The project, which is part of the National Cancer Institute's Innovative Molecular Analysis Technologies program, will build on previous work by Brock's team, examining the role of intratumor heterogeneity in treatment.

The National Cancer Institute (NCI) has awarded Amy Brock, an assistant professor in the Department of Biomedical Engineering, and her team with a three-year grant to develop a novel cell barcoding platform for the monitoring and isolation of specific cell lineages within large, highly heterogeneous populations.

This project will build on previous work by Brock’s team, examining the role of intratumor heterogeneity in treatment. Tumors consist of 100 million to 1 trillion cells that vary at the genetic and epigenetic (gene expression) level. Individual cells respond differently to drug treatments. It is crucial to understand how these heterogeneous populations change over time, to better match treatments to patient tumors and to understand and avoid the emergence of chemotherapy-resistant cell populations.

Current approaches use DNA barcodes, unique random sequence tags, as heritable markers within cell populations. These tags can be quantified by next-generation DNA sequencing to track the dynamics of cell lineages.

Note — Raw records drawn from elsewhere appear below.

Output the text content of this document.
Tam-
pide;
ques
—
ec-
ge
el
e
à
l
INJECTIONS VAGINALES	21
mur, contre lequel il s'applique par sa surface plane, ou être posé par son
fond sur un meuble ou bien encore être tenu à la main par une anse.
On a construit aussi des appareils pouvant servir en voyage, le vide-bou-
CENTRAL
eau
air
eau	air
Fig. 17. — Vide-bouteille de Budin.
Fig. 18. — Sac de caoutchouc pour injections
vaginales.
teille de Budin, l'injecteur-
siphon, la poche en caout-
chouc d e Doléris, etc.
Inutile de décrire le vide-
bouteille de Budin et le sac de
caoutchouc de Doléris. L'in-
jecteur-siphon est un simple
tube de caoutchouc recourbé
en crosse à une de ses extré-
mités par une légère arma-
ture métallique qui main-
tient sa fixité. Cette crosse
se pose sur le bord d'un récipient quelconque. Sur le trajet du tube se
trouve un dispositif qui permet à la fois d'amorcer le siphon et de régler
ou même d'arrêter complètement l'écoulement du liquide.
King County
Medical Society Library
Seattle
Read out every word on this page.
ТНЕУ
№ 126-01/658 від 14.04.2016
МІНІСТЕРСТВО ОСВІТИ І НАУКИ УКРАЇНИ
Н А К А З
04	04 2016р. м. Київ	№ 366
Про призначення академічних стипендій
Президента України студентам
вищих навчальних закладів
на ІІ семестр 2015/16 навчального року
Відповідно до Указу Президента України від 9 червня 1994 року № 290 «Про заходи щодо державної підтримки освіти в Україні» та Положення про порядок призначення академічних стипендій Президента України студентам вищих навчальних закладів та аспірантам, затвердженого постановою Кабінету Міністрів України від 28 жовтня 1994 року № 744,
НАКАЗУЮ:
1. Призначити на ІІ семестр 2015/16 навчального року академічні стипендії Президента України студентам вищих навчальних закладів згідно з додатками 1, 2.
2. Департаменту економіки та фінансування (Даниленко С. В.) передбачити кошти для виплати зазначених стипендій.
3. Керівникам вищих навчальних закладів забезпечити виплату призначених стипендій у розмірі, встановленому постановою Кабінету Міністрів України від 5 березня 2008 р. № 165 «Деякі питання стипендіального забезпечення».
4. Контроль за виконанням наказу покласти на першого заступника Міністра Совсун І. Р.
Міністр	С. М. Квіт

However, this approach is limited in that specific lineages of interest cannot be identified and isolated from the bulk population for downstream analyses.

The Brock Lab is developing a synthetic biology platform to control gene expression in individual lineages of interest. Activation of a lineage-specific reporter enables purification of one or more selected lineages (for example, a subpopulation with high resistance to a first-line chemotherapeutic) for further study. The NCI funds will allow the Brock team to further test and refine this platform in normal and cancerous cells under various evolutionary pressures and chemotherapeutic treatments.

The project will be part of the Innovative Molecular Analysis Technologies (IMAT) program at the NCI. The IMAT initiative identifies and supports the development of entirely novel next-generation technologies with the potential to transform cancer research and treatment.